Beim Rennen konnten die Ducatifahrer das Kunststück wiederholen. Paul Smart siegte, Bruno
Spaggiari belegte den zweiten Platz. Die Sensation war perfekt. Nach diesem Erfolg gab es
überhaupt keine Frage, den Ducati-Fans eine Imola-Replica als Straßenmaschine
anzubieten. Jede der zunächst auf 25 Stück limitierten Ducati Desmo 750 Super Sport, insgesamt
wurden es dann aber doch rund 400 Maschinen,
wurde in der Rennabteilung mit größter Sorgfalt per Hand
zusammengebaut.
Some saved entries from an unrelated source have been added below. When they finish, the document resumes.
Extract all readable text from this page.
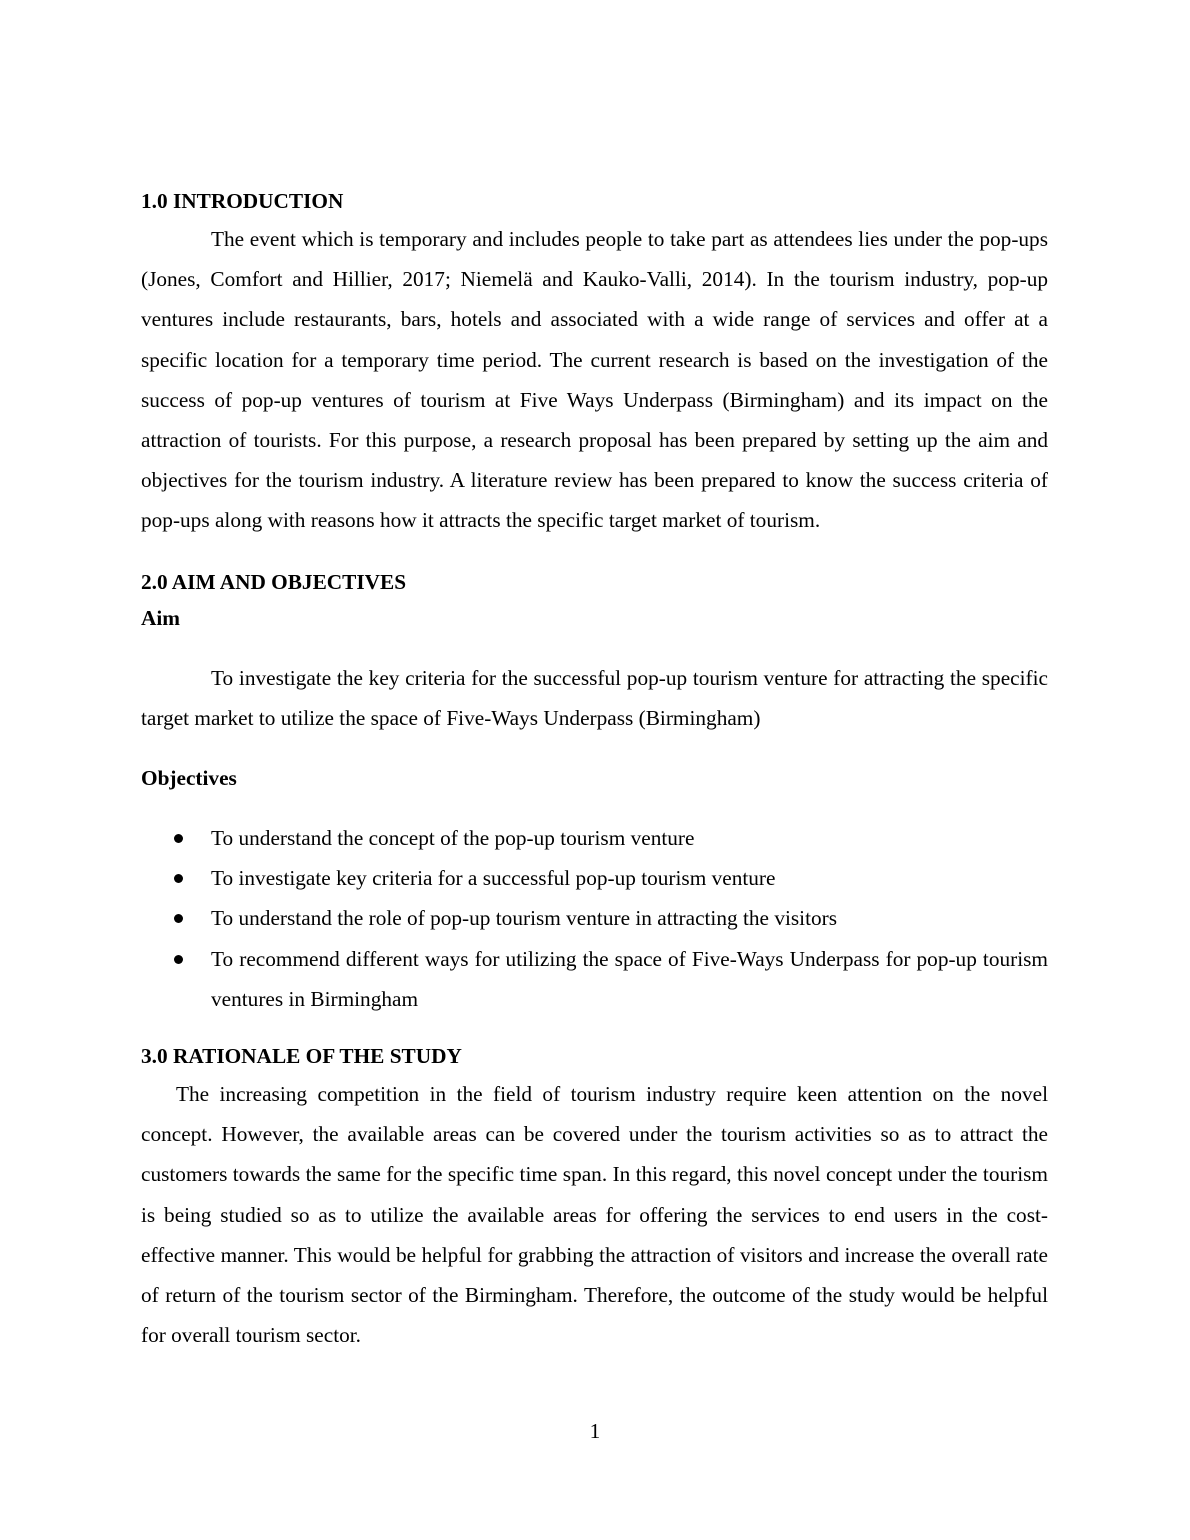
1.0 INTRODUCTION

The event which is temporary and includes people to take part as attendees lies under the pop-ups (Jones, Comfort and Hillier, 2017; Niemelä and Kauko-Valli, 2014). In the tourism industry, pop-up ventures include restaurants, bars, hotels and associated with a wide range of services and offer at a specific location for a temporary time period. The current research is based on the investigation of the success of pop-up ventures of tourism at Five Ways Underpass (Birmingham) and its impact on the attraction of tourists. For this purpose, a research proposal has been prepared by setting up the aim and objectives for the tourism industry. A literature review has been prepared to know the success criteria of pop-ups along with reasons how it attracts the specific target market of tourism.

2.0 AIM AND OBJECTIVES
Aim

To investigate the key criteria for the successful pop-up tourism venture for attracting the specific target market to utilize the space of Five-Ways Underpass (Birmingham)

Objectives
To understand the concept of the pop-up tourism venture
To investigate key criteria for a successful pop-up tourism venture
To understand the role of pop-up tourism venture in attracting the visitors
To recommend different ways for utilizing the space of Five-Ways Underpass for pop-up tourism ventures in Birmingham
3.0 RATIONALE OF THE STUDY

The increasing competition in the field of tourism industry require keen attention on the novel concept. However, the available areas can be covered under the tourism activities so as to attract the customers towards the same for the specific time span. In this regard, this novel concept under the tourism is being studied so as to utilize the available areas for offering the services to end users in the cost-effective manner. This would be helpful for grabbing the attraction of visitors and increase the overall rate of return of the tourism sector of the Birmingham. Therefore, the outcome of the study would be helpful for overall tourism sector.

1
Um das Gewicht möglichst niedrig zu halten, fertigte
man die rahmenfeste Oberteilverkleidung, Tank, Seitenabdeckungen und
Sitzbank aus GFK. Der auf den Straßenbetrieb abgestimmte Motor brachte
73 PS bei 8000/min, genug Leistung, um das rund 200 kg-Bike auf
knapp 220 km/h zu beschleunigen.
Ducatisten, die sich bei
uns für das Meisterwerk von „Dottore“ Fabio Taglioni
interessierten, mussten knapp 10.000 Mark auf die Ladentheke blättern.
Als Gegenwert bekamen sie ein exklusives Sportbike. Wie die Ducs vor
fast 30 Jahren allerdings die deutsche Zulassungshürde geschafft haben,
bleibt bis heute ein Rätsel. Ohne nachträgliche Phon-Reduzierung der
Conti-Tüten lag die Schalldämpfung weit über dem, was die Polizei
erlaubte. Serienmäßig hatte die Maschine weder Blinklichtanlage noch Rückspiegel.
Auch der originale Kunststofftank - er hatte auf beiden Seiten eine
transparente Benzin-Anzeige - wurde sicherlich von keiner deutschen TÜV-Stelle
abgenommen. Günstigen Ersatz bot der Stahlblechtank der 750 Sport.
Doch sei es, wie es will.
Ducati hatte mit der 750er Super Sport bewusst ein Bike auf die Räder
gestellt, das die Grenze für ein zulassungsfähiges Straßenmotorrad
wohlweislich erreicht - wenn nicht sogar überschritt. Kompromisslos für
Sportfahrer! Und so darf auch kein tourentauglicher Komfort erwartet
werden. Das Fahrwerk gab und gibt auch heute keinen Anlass zur Kritik.
Absolut spurtreu, sehr kurvenwillig, aber „hart und gerecht“ sind
die Tugenden vom unten offenen Stahlrohrrahmen. Auch die Sitzposition hält,
was sie verspricht: Rennsport pur. Die Stiefel stehen auf den zurückgelegten
Fußrasten, die Sitzbank hinter dem langen Tank bietet nur für eine
Person Platz, und die Stummellenker sind direkt an die 38 Millimeter
starken Gabel-Standrohre unterhalb der oberen Gabelbrücke angeschraubt.
Für die „Renn-Replica“ waren diese „Eckdaten“ ein
unabdingliches Muss. Daher wundert es auch nicht, dass Langsamfahrt zur
Qual wird. Das Gewicht des Oberkörpers muss voll von den Oberarmen
abgestützt werden. Erst wenn alle Geschwindigkeitsbegrenzungen hinter
Ross und Reiter liegen, die Fuhre ordentlich auf Trab kommt, wird der
Oberkörper vom Fahrtwind entlastet, und es kommt Fahrfreude auf. Und
derer hat die „Desmo“ reichlich zu bieten. Die Laufruhe und der
Durchzug des Königswellen-Motors kann auch heute noch begeistern. Ist
das Triebwerk auf Betriebstemperatur, hängt es richtig gierig am Gas.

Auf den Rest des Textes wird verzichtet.